E. Pillay. S. Muthusamy, Rengasamy, K. Vallipuram and V.Subramaniam were appointed to collect funds to build a Temple and four others: S. Muthucmaru, I.Mudaliar Nagalingam, Dr.K. Kramathiapathy and Dr S. Nagalingam among others donated sums of money towards the building fund. A Temple with a wooden roof was erected and the image of Vinayagar was consecrated there.
From 1923 the Temple’s committee of Management was elected at the Annual General Meeting of the Singapore Ceylon Tamils’ Association.
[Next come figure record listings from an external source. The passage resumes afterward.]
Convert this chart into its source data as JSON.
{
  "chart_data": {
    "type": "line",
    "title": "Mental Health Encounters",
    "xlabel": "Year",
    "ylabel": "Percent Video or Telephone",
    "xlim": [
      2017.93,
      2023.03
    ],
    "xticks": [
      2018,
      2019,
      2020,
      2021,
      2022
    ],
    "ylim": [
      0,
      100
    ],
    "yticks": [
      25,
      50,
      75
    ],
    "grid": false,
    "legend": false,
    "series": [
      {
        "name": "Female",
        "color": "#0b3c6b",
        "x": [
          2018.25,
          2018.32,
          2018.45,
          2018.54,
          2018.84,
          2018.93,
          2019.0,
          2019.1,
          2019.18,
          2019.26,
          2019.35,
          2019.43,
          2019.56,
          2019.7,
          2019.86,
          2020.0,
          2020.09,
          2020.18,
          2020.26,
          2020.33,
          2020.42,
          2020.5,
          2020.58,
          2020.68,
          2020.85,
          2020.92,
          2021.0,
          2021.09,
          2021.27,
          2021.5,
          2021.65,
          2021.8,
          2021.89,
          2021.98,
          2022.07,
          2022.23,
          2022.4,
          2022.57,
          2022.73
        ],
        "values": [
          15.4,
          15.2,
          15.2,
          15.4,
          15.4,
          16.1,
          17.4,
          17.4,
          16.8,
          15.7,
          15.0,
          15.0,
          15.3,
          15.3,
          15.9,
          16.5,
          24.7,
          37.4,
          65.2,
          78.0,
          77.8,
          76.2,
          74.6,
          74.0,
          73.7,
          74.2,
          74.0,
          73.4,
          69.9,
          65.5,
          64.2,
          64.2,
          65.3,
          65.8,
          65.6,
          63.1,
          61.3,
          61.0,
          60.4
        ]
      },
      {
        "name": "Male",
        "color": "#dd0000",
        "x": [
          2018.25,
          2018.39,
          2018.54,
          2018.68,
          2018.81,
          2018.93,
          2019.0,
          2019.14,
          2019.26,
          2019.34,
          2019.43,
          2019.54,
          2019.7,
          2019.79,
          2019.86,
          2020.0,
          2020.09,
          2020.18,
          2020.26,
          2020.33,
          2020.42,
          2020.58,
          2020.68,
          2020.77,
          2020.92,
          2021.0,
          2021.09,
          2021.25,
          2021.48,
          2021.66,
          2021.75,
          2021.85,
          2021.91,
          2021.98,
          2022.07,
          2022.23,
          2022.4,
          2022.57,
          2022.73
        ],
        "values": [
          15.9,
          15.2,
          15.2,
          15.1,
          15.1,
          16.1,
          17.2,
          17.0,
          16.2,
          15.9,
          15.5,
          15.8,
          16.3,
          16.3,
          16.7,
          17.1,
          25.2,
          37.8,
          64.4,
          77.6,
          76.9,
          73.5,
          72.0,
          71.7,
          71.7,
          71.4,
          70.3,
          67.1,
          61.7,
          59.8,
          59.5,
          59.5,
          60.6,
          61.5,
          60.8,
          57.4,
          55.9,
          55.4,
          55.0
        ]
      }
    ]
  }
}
In November 1924 under the leadership of S. Muthucumaru decision was taken to build a new Temple with ancillary buildings. By May 1926 the plans had been completed and the chief sculptor arrived from Jaffna, Ceylon, to commence work.
Many Ceylon Tamils donated towards the building the fund and S. Muthucumaru paid for the main shrine, the ‘Moolasthanam’. Other major donors included S.Thillaipalam, Dr N. Moorthatamby, Dr K. Thambipillai, I. Mudaliar Nagalingam, K. Paramoo, M. Velupillai, Kanapathipillai, V. Subramaniam and K. Nadarajah.
On 3 February 1930 the consecation ceremony was held followed by rituals and prayers. In June 1939 the priest’s quarters and a school were completed; these were officially opened in December the same year. On 22 January 1941 during the Japanese invasion of Singapore a bomb fell near the Temple and parts of the buildings were severely damaged. It was through the personal efforts of Dr P. Thillainathan that repairs were carried out and normal activities of the Temple were resumed.
In 1949 renovations were made to the Temple. Major renovations including the erection of the Main Gateway, the ‘Maha Gopuram’, the Cultural Hall were completed in November 1989 largely through the inspiration and driving force of S.M Vasagar who served with distinction as President of the Temple Committee for several years.
The Temple and the Singapore Ceylon Tamil’s Association continue to serve the Ceylon Tamils and other Hindus. The Temple is still a meeting place of the Ceylon Tamils and other Hindus. The Temple is still a meeting place of the Ceylon Tamils helping them sustain their cultural heritage, values and traditions which their ancestors brought to Singapore in the 19th century.
The Sri Senpaga Vinayagar temple is located at 19 , Ceylon Road, Singapore
Getting there and around
Take the MRT to Bugis Station (EW12) and take SBS bus 12 from opposite Bugis Junction. Alight opposite Roxy Square.